Il avait alors été décidé de couper le réacteur comme le signale le rapport de l’ASN. Mais selon les médias allemands, le réacteur aurait été mis à l’arrêt en introduisant du "bore", une substance servant à réguler la puissance de la centrale. Un procédé rarissime indique l’expert nucléaire Manfred Mertins au Süddeutsche Zeitung. "Le résultat montre que l’arrêt (…) n’était plus possible, à tel point que d’autres moyens devaient être mis en œuvre", explique-t-il. 

Cet expert est l'auteur de deux récents rapports commandés par les élus Verts au Bundestag, qui concluent à la dangerosité de Fessenheim et d'une autre centrale française située près de la frontière allemande, Cattenom. L’ASN a classé cet incident au niveau 1 sur 7 de l’échelle internationale des événements nucléaires.

Le physicien nucléaire français Jean-Marie Brom et militant pour la fermeture de Fessenheim minimise toutefois l'utilisation du bore. "Il n'est pas anormal en soi d'injecter du bore dans le réacteur, même si c'est effectivement rare de l'utiliser pour provoquer un arrêt d'urgence", indique-t-il à l'AFP.

Le scientifique explique que les opérateurs auraient pu également "déclencher la chute brutale des barres de commande dans le réacteur". "C'est un peu comme quand vous tirez le frein à main, parce que la pédale de frein ne marche plus. Mais ils ne l'ont pas fait, peut-être par crainte d'un choc thermique qui aurait pu endommager la cuve du réacteur. Ou bien ils ont choisi le bore parce que ce dispositif de chute des barres de commande ne fonctionnait plus non plus", détaille-t-il. 
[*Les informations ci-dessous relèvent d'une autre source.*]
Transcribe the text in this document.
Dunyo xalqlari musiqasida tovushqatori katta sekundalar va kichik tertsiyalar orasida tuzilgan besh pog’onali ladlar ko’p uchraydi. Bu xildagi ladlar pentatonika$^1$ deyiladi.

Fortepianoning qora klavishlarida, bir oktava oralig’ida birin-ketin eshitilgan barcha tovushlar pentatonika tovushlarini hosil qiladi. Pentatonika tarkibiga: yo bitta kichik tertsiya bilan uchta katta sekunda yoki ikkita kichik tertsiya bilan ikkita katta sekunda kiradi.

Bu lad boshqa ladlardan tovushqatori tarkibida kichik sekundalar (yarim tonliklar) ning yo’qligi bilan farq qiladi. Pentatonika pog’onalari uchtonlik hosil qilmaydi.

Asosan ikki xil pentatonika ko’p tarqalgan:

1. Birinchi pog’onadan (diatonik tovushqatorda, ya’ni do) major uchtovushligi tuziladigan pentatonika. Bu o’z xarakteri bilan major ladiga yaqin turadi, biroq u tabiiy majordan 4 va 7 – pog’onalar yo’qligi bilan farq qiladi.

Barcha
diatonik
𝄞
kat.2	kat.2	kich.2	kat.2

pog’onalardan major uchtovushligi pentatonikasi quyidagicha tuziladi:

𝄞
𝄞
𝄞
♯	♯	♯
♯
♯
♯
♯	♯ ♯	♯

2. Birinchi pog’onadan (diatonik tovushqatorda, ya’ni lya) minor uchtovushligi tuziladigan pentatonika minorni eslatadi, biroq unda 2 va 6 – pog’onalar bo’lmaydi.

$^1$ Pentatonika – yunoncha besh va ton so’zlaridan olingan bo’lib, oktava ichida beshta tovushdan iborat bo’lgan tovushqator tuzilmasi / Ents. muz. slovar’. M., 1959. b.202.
Vendredi, l'ASN a assuré qu'il n'y avait "pas de raison" de fermer Fessenheim "du point de vue de la sûreté nucléaire". 

"Cette centrale est dangereuse" 

Mais au-delà de cet incident, les associations estiment depuis longtemps que les activités de cette centrale ouverte en 1978 doivent cesser. Charlotte Mijeon, porte-parole de l’association Sortir du nucléaire appuie les constatations des médias allemands.

"Ce qu’on a pu observer, c’est une succession de problèmes, de dysfonctionnements qui mis bout à bout ont été sur le point d’aboutir à un accident grave, déplore-t-elle sur BFMTV. C’est en tout cas révélateur de toutes sortes de problèmes qui se passent à Fessenheim et d’un risque qui est bien réel".

Pour les militants, l'activité de la centrale est à risque. "Cette centrale est dangereuse, elle est construite 8m56 en-dessous de la ligne d’eau du Grand canal d’Alsace dont elle n’est séparée que par une digue, qui elle-même est fragilisée et la centrale est construite en zone sismique", détaille sur BFMTV André Hatz porte-parole de l’association Stop Fessenheim.

En septembre dernier, les déclarations de Ségolène Royal autour de la fermeture de la centrale avaient semé la confusion quand à la date de fermeture de Fessenheim. La ministre de l'Environnement avait d'abord indiqué qu'elle serait fermée fin 2018 avant d’assurer que les "engagements présidentiels" de François Hollande de stopper Fessenheim d’ici à 2017 seraient tenus.